PODCAST| Matt Micucci interviews Rikun Zhu, director of the film Anni.
To listen to the interview, click on the ► icon on the right, just above the picture
An interview with Chinese filmmaker Rikun Zhu, whose documentary Anni premiered at the 2018 One World International Human Rights Documentary Film Festival. The film documents the struggle in the fight for human rights and democracy in China through the story of a little girl, Anni, who was forced to leave school due to her father being labeled a dissident by the Chinese government. The director tells us about the current situation in China, and whether the struggle has worsened since he made the documentary a couple of years ago. He also talks about the difficulties in making films such as these, whether he is able to screen them in his home country, and what the benefits of showing his works to audiences in other parts of the world are.

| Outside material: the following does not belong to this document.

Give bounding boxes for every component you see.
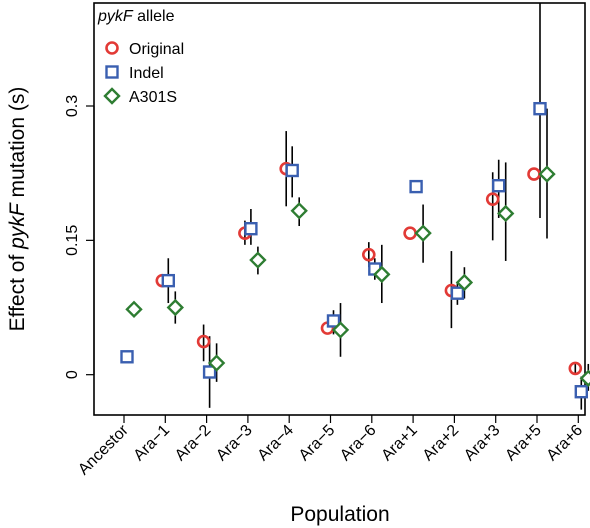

Anni: Every child has the right to education in China. But ten-year-old Anni is not allowed to go to school. Why? Her father is a dissident. Anni and her father moved to be closer to her older sister. The little girl was not in her new school long enough to get settled – the secret police took her away after three days. Her father was, as so many times before, being interrogated. The school preferred to not have anything to do with such a family, so they have refused to continue educating her. Independent Chinese director Zhu Rikun, camera in hand, follows the movement of activists who have joined forces through the Weibo social network to support Anni. Will peaceful protests in front of the school and a petition be enough to pressure the school to take her back?